Figure 6. Changing the phosphotransfer specificity of CheY₆ and CheY₄.

Phosphorimages of SDS-PAGE gels measuring phosphotransfer from CheA₃P1-P to (A) CheY₆, (B) CheY₆(M13S), (C) CheY₆(M13S,L16S,Y17M), (D) CheY₄, (E) CheY₄(P12A,S13M), and (F) CheY₄(P12A,S13M,C16L,M17Y). CheY (5 µM) was added to 1 µM CheA₃P1-³²P. Ten-microlitre reaction samples were taken at the time points indicated and quenched in 20 µl of 1.5× SDS/EDTA loading dye. The quenched samples were analyzed by SDS-PAGE and detected by phosphorimaging.

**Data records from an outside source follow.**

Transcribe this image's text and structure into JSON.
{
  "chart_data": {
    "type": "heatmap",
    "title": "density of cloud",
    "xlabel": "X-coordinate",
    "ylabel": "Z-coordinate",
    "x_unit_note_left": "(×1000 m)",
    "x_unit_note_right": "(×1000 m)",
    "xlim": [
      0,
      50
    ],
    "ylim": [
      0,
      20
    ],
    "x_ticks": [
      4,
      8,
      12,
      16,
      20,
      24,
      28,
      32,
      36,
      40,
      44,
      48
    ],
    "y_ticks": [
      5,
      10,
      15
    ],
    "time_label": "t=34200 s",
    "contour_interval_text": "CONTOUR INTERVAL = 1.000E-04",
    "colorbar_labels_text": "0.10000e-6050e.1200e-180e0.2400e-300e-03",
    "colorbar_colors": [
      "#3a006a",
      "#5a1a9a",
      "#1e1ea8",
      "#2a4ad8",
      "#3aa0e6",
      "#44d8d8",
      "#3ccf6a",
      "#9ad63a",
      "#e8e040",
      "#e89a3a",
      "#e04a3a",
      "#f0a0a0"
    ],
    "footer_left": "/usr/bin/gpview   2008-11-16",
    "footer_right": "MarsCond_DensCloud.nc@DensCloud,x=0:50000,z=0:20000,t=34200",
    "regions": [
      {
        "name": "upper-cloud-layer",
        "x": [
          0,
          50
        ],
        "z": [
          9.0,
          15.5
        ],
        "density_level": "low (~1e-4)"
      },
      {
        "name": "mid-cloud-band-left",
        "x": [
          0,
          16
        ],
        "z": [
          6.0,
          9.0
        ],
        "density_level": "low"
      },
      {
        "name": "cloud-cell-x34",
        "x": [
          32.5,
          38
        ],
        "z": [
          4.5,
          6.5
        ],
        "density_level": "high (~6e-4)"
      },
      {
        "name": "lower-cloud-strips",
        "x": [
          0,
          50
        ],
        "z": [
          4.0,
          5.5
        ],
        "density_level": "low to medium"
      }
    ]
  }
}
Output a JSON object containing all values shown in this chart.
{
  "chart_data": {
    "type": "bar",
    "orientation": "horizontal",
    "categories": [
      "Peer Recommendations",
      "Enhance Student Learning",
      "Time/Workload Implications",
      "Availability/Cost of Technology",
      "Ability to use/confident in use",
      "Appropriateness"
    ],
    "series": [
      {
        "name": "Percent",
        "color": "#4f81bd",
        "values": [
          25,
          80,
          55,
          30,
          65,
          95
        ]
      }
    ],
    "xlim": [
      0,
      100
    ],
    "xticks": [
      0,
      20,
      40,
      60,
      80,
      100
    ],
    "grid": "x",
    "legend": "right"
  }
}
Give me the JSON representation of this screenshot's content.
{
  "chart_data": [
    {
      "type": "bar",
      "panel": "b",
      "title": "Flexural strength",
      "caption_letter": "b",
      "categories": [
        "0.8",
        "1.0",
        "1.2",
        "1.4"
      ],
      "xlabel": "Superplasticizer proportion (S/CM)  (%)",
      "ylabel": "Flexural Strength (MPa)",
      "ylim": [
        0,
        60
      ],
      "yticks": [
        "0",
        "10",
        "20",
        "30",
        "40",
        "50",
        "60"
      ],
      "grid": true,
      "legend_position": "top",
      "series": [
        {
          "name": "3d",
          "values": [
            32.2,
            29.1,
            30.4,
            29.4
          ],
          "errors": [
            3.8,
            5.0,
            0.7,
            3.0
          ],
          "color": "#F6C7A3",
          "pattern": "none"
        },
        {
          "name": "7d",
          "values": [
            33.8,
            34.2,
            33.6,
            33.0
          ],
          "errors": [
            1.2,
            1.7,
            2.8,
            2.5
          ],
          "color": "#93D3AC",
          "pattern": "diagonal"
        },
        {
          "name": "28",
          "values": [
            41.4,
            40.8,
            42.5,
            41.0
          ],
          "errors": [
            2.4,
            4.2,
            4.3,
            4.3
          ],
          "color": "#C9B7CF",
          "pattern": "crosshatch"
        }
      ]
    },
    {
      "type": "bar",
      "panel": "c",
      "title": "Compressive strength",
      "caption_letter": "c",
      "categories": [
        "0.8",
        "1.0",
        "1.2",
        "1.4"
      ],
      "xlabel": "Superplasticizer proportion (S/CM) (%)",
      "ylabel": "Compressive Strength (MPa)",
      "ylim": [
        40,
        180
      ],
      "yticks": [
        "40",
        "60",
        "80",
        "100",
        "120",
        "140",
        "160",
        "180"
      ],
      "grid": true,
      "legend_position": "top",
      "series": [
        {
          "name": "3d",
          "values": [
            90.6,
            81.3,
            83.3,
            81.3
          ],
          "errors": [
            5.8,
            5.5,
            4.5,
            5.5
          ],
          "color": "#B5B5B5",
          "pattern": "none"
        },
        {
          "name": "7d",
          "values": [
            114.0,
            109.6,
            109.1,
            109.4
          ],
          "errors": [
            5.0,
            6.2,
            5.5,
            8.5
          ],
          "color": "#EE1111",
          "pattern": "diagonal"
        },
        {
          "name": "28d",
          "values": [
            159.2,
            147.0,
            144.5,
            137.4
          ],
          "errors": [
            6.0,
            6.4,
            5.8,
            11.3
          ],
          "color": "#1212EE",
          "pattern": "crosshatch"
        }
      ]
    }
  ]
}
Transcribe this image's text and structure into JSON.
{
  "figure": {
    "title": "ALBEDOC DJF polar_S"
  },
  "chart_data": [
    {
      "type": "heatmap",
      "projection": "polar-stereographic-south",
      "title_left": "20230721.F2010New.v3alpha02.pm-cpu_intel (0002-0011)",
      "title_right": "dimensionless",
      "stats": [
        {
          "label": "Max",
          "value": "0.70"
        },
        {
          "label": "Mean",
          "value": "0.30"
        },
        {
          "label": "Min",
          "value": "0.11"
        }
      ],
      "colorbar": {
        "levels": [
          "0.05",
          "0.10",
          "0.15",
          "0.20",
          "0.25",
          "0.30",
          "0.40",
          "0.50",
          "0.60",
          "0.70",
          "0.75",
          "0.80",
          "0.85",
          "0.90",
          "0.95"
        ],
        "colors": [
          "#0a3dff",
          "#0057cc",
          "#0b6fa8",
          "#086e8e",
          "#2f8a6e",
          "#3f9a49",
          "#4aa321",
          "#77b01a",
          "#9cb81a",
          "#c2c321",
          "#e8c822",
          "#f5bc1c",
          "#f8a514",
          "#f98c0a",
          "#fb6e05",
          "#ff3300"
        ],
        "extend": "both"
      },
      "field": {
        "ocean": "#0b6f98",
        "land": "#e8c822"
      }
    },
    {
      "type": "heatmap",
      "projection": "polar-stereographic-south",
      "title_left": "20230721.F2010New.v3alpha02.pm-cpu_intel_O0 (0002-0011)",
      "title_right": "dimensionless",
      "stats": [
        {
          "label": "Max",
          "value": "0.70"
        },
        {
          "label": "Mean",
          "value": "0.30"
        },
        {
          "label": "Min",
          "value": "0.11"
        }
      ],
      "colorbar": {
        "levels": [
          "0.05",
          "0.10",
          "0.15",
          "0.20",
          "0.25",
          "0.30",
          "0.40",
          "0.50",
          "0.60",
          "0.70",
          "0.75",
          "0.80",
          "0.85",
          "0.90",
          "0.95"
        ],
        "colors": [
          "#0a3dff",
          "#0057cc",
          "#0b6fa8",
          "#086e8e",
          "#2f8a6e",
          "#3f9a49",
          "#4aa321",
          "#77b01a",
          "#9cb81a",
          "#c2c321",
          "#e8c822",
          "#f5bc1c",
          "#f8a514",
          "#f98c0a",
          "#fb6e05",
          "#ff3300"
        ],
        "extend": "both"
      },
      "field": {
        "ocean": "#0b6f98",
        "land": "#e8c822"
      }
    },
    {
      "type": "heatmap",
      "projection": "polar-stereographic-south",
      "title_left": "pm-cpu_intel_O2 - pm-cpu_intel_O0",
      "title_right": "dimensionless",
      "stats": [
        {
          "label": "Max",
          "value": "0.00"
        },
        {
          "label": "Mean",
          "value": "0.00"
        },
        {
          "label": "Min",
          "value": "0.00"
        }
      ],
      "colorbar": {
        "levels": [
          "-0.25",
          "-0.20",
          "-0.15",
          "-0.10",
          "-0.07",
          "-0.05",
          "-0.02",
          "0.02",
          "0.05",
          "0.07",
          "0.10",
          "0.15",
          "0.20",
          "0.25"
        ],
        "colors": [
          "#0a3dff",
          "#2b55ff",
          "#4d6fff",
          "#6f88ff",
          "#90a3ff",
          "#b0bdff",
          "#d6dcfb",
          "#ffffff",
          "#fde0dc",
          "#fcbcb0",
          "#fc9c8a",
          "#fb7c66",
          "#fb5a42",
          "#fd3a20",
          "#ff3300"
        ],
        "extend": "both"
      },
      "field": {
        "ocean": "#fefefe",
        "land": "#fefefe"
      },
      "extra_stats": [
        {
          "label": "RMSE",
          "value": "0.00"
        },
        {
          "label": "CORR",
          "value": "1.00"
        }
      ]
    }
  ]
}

Figure 7. Changing the phosphotransfer specificity of other CheYs by introduction of A12 and M13.

Phosphorimages of SDS-PAGE gels measuring phosphotransfer from CheA₃P1-P to (A) E. coli CheY, (B) E. coli CheY(S15A,T16M), (C) CheY₁, (D) CheY₁(R12A,T13M), (E) CheY₃, (F) CheY₃(P12A,S13M), (G) CheY₅, and (H) CheY₅(P12A,S13M). CheY (5 µM) was added to 1 µM CheA₃P1-³²P. Ten-microlitre reaction samples were taken at the time points indicated and quenched in 20 µl of 1.5× SDS/EDTA loading dye. The quenched samples were analyzed by SDS-PAGE and detected by phosphorimaging.